A couple of weeks ago:

I’m trembling, both hands flat on the mat beneath me, my left thigh resting on my right elbow, that leg extended forward and to the right, the right leg extended into the air behind me. My face is four inches from the floor. I look forward and see the right foot of the person next to me, eight inches away from me. The toes are spread wide, toe nails painted red and a little chipped. Stretching back from the toes, the leg is perfectly straight all the way to the hip. She, too, is balanced on her palms, looking forward and away from me. My vision is crystal clear. The moment is imbued with energies extending in all directions. We are practicing revolved, scissored side Crow, balanced on hands, arms bent at the elbow, with right thigh on left elbow, left leg extended back. Sweat drips from my brow.

In the midst of intense physical exertion, balance and breath, there is absolute stillness.

In a recent practice, the teacher called us from samasthiti to twine our legs into garudasana, Eagle pose, while keeping our arms untwined, palms pressed together at the heart. The pose embodies two different kinds of opposition, two different ways to experience the union of duality. The classic Eagle pose (http://www.bikramyoga.com/Yoga/images/Eagles.jpg) twines both legs and arms. The twining creating helicies of energy, right thigh pressing down on left, left pressing up on right, right knee pressing the left knee to the right, left knee pressing right to the left, left calf pressing back into the right that is wrapped behind it, right calf pressing forward into left, right ankle pressing the left ankle to the right, the left pressing the right leftward, the energy of the legs grounded firmly and completely in the sole of the left foot. In the variation last night, arms unwrapped, with palms drawn into prayer position at the heart, I felt the heat of each palm pressed against the other as a single heat; each fingerprint pressing its opposite, a single pressure.

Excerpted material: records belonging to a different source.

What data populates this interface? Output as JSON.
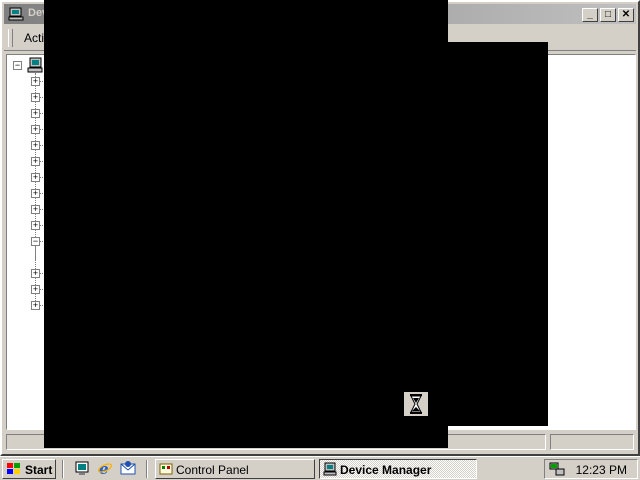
{
  "window": {
    "title": "Device Manager",
    "visible_title_fragment": "Dev",
    "buttons": {
      "minimize": "_",
      "maximize": "□",
      "close": "✕"
    }
  },
  "toolbar": {
    "action_menu_fragment": "Actio"
  },
  "tree": {
    "root": {
      "expanded": true
    },
    "nodes": [
      {
        "state": "collapsed"
      },
      {
        "state": "collapsed"
      },
      {
        "state": "collapsed"
      },
      {
        "state": "collapsed"
      },
      {
        "state": "collapsed"
      },
      {
        "state": "collapsed"
      },
      {
        "state": "collapsed"
      },
      {
        "state": "collapsed"
      },
      {
        "state": "collapsed"
      },
      {
        "state": "collapsed"
      },
      {
        "state": "expanded"
      },
      {
        "state": "collapsed"
      },
      {
        "state": "collapsed"
      },
      {
        "state": "collapsed"
      }
    ]
  },
  "taskbar": {
    "start_label": "Start",
    "quick_launch": [
      "desktop-icon",
      "internet-explorer-icon",
      "outlook-express-icon"
    ],
    "tasks": [
      {
        "label": "Control Panel",
        "active": false
      },
      {
        "label": "Device Manager",
        "active": true
      }
    ],
    "clock": "12:23 PM"
  },
  "colors": {
    "title_active": "#0a246a",
    "face": "#d4d0c8",
    "shadow": "#808080",
    "highlight": "#ffffff"
  }
}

One way to engage opposing forces is directly, maintaining poise between equal and opposing pressures. This is the classic model of my profession. We train and practice to oppose, argue evidence, principles of law, construe and assemble disparate facts into conflicting stories. Palm pressed to opposing palm, finger to opposing finger, the pressure and heat of the opposition experienced at the plane of interaction. But the legs of the modified garudasana – that was the part of the pose that opened my mind. The legs were engaged in even greater exertion, twining, roping themselves. But rather than creating equipoise through exact balance of equal and opposing forces, the legs twine, each leg presses left and right and left and right as it wraps around and into its counterpart – an entirely different way of engaging with opposing forces, one that creates one – One – from two.